Posted by Max on 13:22 in
È andata a finire che un mese fa l'ho acquistato, due settimane fa l'ho ricevuto e sbloccato, e adesso lo uso - con grande soddisfazione - con il mio contratto Vodafone. In barba alle limitazioni del tutto prive di giustificazione che Apple tenta di imporre. Di cosa sto parlando? Naturalmente dell'iPhone, un oggetto che un utente veterano di Apple non può lasciarsi scappare.

Questo aggeggio mi ha proprio acchiappato, poche ciance. In effetti è più un computer molto mini più che un semplice telefonino. E come un piccolissimo computer sarebbe anche espandibile, almeno nel software, se anche qui Apple non avesse assunto una politica che ricorda molto quella di Microsoft. Chi smanetta e se ne impippa delle condizioni di garanzia (e io sono tra questi) riesce comunque a installare pacchi di software sugoso.

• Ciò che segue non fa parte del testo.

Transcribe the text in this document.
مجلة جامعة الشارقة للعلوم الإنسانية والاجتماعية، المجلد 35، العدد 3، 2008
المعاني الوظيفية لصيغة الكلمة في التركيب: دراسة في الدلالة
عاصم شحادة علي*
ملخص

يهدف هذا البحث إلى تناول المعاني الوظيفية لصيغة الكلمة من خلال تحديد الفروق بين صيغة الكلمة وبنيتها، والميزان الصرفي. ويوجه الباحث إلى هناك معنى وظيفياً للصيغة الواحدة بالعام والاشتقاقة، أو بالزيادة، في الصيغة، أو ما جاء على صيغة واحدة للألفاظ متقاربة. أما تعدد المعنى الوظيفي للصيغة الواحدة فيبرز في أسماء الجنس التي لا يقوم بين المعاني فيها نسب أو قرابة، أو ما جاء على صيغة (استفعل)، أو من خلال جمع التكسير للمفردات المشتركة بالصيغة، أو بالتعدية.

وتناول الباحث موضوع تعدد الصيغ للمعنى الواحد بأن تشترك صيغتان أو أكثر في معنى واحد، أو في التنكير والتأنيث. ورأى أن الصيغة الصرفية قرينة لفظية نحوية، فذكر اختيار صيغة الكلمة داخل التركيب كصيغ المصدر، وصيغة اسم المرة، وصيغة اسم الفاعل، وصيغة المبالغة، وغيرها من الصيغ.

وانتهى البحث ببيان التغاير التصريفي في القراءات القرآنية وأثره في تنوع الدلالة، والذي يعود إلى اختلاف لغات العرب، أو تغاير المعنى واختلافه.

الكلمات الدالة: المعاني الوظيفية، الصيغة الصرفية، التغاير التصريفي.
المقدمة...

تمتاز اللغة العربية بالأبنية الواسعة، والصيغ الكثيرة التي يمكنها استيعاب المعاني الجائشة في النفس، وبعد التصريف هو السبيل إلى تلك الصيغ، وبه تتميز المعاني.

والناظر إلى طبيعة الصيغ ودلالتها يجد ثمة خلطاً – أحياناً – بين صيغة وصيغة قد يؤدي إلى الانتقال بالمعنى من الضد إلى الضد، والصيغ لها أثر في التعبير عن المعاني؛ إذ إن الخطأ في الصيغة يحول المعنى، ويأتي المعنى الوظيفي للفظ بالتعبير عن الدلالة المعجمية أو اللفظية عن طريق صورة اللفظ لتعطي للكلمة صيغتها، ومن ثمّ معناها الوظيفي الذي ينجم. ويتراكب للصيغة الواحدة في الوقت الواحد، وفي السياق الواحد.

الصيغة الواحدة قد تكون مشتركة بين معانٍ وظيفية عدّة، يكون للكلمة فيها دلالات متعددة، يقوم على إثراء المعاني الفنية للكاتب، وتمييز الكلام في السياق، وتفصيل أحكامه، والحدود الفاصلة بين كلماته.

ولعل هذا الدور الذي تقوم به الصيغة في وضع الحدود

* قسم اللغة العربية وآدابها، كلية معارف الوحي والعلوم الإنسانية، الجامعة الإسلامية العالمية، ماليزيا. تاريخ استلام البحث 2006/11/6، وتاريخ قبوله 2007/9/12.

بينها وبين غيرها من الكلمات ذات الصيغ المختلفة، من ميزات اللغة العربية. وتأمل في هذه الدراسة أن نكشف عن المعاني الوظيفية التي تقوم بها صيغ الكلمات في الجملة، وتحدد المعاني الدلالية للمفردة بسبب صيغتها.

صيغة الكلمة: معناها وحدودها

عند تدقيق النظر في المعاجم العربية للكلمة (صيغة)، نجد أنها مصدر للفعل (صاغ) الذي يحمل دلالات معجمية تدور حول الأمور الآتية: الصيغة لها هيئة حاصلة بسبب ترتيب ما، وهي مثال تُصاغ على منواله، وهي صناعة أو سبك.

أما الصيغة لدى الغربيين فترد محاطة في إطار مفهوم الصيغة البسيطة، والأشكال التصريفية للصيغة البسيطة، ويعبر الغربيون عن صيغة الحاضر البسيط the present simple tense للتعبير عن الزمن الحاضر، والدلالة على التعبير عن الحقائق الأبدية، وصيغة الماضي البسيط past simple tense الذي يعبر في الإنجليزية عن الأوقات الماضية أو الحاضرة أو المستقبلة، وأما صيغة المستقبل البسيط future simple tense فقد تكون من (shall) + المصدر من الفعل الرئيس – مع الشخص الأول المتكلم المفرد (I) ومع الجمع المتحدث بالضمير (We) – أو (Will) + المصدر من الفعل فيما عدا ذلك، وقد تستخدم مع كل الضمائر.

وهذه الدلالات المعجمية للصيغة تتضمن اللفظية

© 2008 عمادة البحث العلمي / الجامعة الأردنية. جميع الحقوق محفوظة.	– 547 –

Ad ogni modo, io sono dell'avviso che quando acquisto un auto poi sono libero di montargli le ruote o altri accessori che pare a me. Ci mancherebbe altro che la Fiat mi imponesse di fare rifornimento solo da una certa catena di stazioni di servizio, o di montare solo certe gomme. Per questo ho offerto il mio appoggio alla schiera di hackers che lavorano per penetrare questi blocchi. Loro sono fior d'ingegneri, io li aiuto traducendo in italiano gli articoli esplicativi che redige uno di loro.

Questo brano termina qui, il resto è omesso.